Over the years there has been a handful of images that many individuals, organizations, and media outlets have asked me to analyze. One of these is the so called Zapruder film which captured the assassination of President John F. Kennedy. Since its release, there has been much speculation as to the authenticity of this video. Here I will describe a forensic analysis applied to one aspect of the Zapruder film that, as with the Lee Harvey Oswald photo, debunks certain claims of manipulation. (WARNING: some of the images and descriptions are graphic.)
Abraham Zapruder captured the most complete documentation of the assassination of JFK. After its public release in 1975, challenges to the authenticity of the Zapruder film began to surface. The Zapruder film has been analyzed for evidence to support alternate theories of who and how many people were involved in the assassination. For example, it has been argued that on frame 317 (and neighboring frames) what appears to be a shadow on the back of JFK’s head is the result of tampering, purportedly to conceal evidence of a shot exiting through the rear of JFK’s head. This shot could only have come from a second shooter, as Oswald was positioned behind JFK.
In order to determine if the lighting and shadows in this scene are physically plausible I constructed a 3-D model of the sun’s location and the relevant scene geometry.
JFK was assassinated on November 22nd, 1963 at 18:30 (UTC) in Dealey Plaza in Dallas, TX. It is an easy matter to determine the relative position of the light at this time and place. According to the National Oceanic and Atmospheric Administration solar calculator, the sun’s azimuth and elevation at this location and date was 181.91 and 37 degrees, respectively.
We next need to know the angle between people and objects in the scene and the sun.

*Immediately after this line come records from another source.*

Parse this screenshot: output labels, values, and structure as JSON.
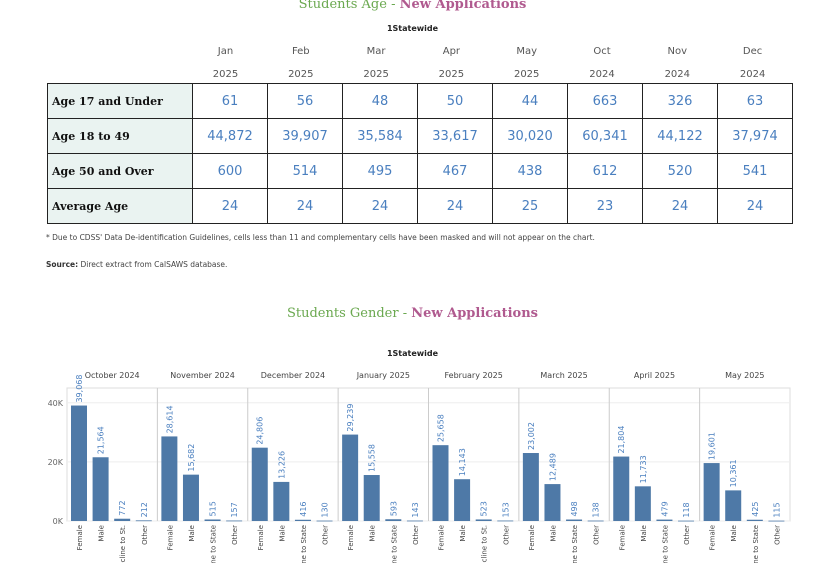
{
  "age_section": {
    "title_part1": "Students Age - ",
    "title_part2": "New Applications",
    "subtitle": "1Statewide",
    "months": [
      "Jan",
      "Feb",
      "Mar",
      "Apr",
      "May",
      "Oct",
      "Nov",
      "Dec"
    ],
    "years": [
      "2025",
      "2025",
      "2025",
      "2025",
      "2025",
      "2024",
      "2024",
      "2024"
    ],
    "rows": [
      {
        "label": "Age 17 and Under",
        "values": [
          "61",
          "56",
          "48",
          "50",
          "44",
          "663",
          "326",
          "63"
        ]
      },
      {
        "label": "Age 18 to 49",
        "values": [
          "44,872",
          "39,907",
          "35,584",
          "33,617",
          "30,020",
          "60,341",
          "44,122",
          "37,974"
        ]
      },
      {
        "label": "Age 50 and Over",
        "values": [
          "600",
          "514",
          "495",
          "467",
          "438",
          "612",
          "520",
          "541"
        ]
      },
      {
        "label": "Average Age",
        "values": [
          "24",
          "24",
          "24",
          "24",
          "25",
          "23",
          "24",
          "24"
        ]
      }
    ],
    "footnote": "* Due to CDSS' Data De-identification Guidelines, cells less than 11 and complementary cells have been masked and will not appear on the chart.",
    "source_label": "Source:",
    "source_text": " Direct extract from CalSAWS database."
  },
  "gender_section": {
    "title_part1": "Students Gender - ",
    "title_part2": "New Applications",
    "subtitle": "1Statewide"
  },
  "chart_data": {
    "type": "bar",
    "bar_color": "#4e79a7",
    "label_color": "#4a7fbf",
    "y_ticks": [
      "0K",
      "20K",
      "40K"
    ],
    "ylim": [
      0,
      45000
    ],
    "grid": true,
    "categories": [
      "Female",
      "Male",
      "Decline to State",
      "Other"
    ],
    "panels": [
      {
        "name": "October 2024",
        "values": [
          39068,
          21564,
          772,
          212
        ],
        "labels": [
          "39,068",
          "21,564",
          "772",
          "212"
        ],
        "cat_labels": [
          "Female",
          "Male",
          "Decline to St.",
          "Other"
        ]
      },
      {
        "name": "November 2024",
        "values": [
          28614,
          15682,
          515,
          157
        ],
        "labels": [
          "28,614",
          "15,682",
          "515",
          "157"
        ],
        "cat_labels": [
          "Female",
          "Male",
          "Decline to State",
          "Other"
        ]
      },
      {
        "name": "December 2024",
        "values": [
          24806,
          13226,
          416,
          130
        ],
        "labels": [
          "24,806",
          "13,226",
          "416",
          "130"
        ],
        "cat_labels": [
          "Female",
          "Male",
          "Decline to State",
          "Other"
        ]
      },
      {
        "name": "January 2025",
        "values": [
          29239,
          15558,
          593,
          143
        ],
        "labels": [
          "29,239",
          "15,558",
          "593",
          "143"
        ],
        "cat_labels": [
          "Female",
          "Male",
          "Decline to State",
          "Other"
        ]
      },
      {
        "name": "February 2025",
        "values": [
          25658,
          14143,
          523,
          153
        ],
        "labels": [
          "25,658",
          "14,143",
          "523",
          "153"
        ],
        "cat_labels": [
          "Female",
          "Male",
          "Decline to St.",
          "Other"
        ]
      },
      {
        "name": "March 2025",
        "values": [
          23002,
          12489,
          498,
          138
        ],
        "labels": [
          "23,002",
          "12,489",
          "498",
          "138"
        ],
        "cat_labels": [
          "Female",
          "Male",
          "Decline to State",
          "Other"
        ]
      },
      {
        "name": "April 2025",
        "values": [
          21804,
          11733,
          479,
          118
        ],
        "labels": [
          "21,804",
          "11,733",
          "479",
          "118"
        ],
        "cat_labels": [
          "Female",
          "Male",
          "Decline to State",
          "Other"
        ]
      },
      {
        "name": "May 2025",
        "values": [
          19601,
          10361,
          425,
          115
        ],
        "labels": [
          "19,601",
          "10,361",
          "425",
          "115"
        ],
        "cat_labels": [
          "Female",
          "Male",
          "Decline to State",
          "Other"
        ]
      }
    ]
  }
}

At the time of his assassination, JFK’s car was traveling on Elm St. Shown below is a digital elevation map (DEM) obtained from airborne LiDAR (Light Detection and Ranging), courtesy of the National Geospatial Intelligence Agency. The color coding corresponds to elevation with red denoting the highest elevation and blue the lowest elevation. The long straight portion of Elm St. is 50 meters in length, and the difference in elevation across this distance is 2.75 meters, yielding an angle of 3.2 degrees. That is, JFK’s car was pitched downward as it was traveling along Elm St. As such, the road was modeled as a planar surface angled by this amount relative to horizontal.
And lastly, I constructed a 3-D model of JFK’s head and upper torso using techniques described here. Shown below is the result of putting all of these pieces together: on the left is the original video frame and on the right is a rendering of the complete 3-D model. As you can see, the shadow in the back of the head is consistent with a physical model of the lighting and scene geometry (the slight differences in the precise shape of the shadow are due to differences in the underlying 3-D shape of the hair, which are difficult to precisely model).
The shadow on the back of JFK’s head does look peculiar and I can understand why it was the source of questions and scrutiny. A physically-based 3-D model of this scene, however, reveals that the shadow is plausible. In general, the construction of 3-D models of lighting and geometry, although somewhat time consuming, can be remarkably powerful in helping to reason about an image.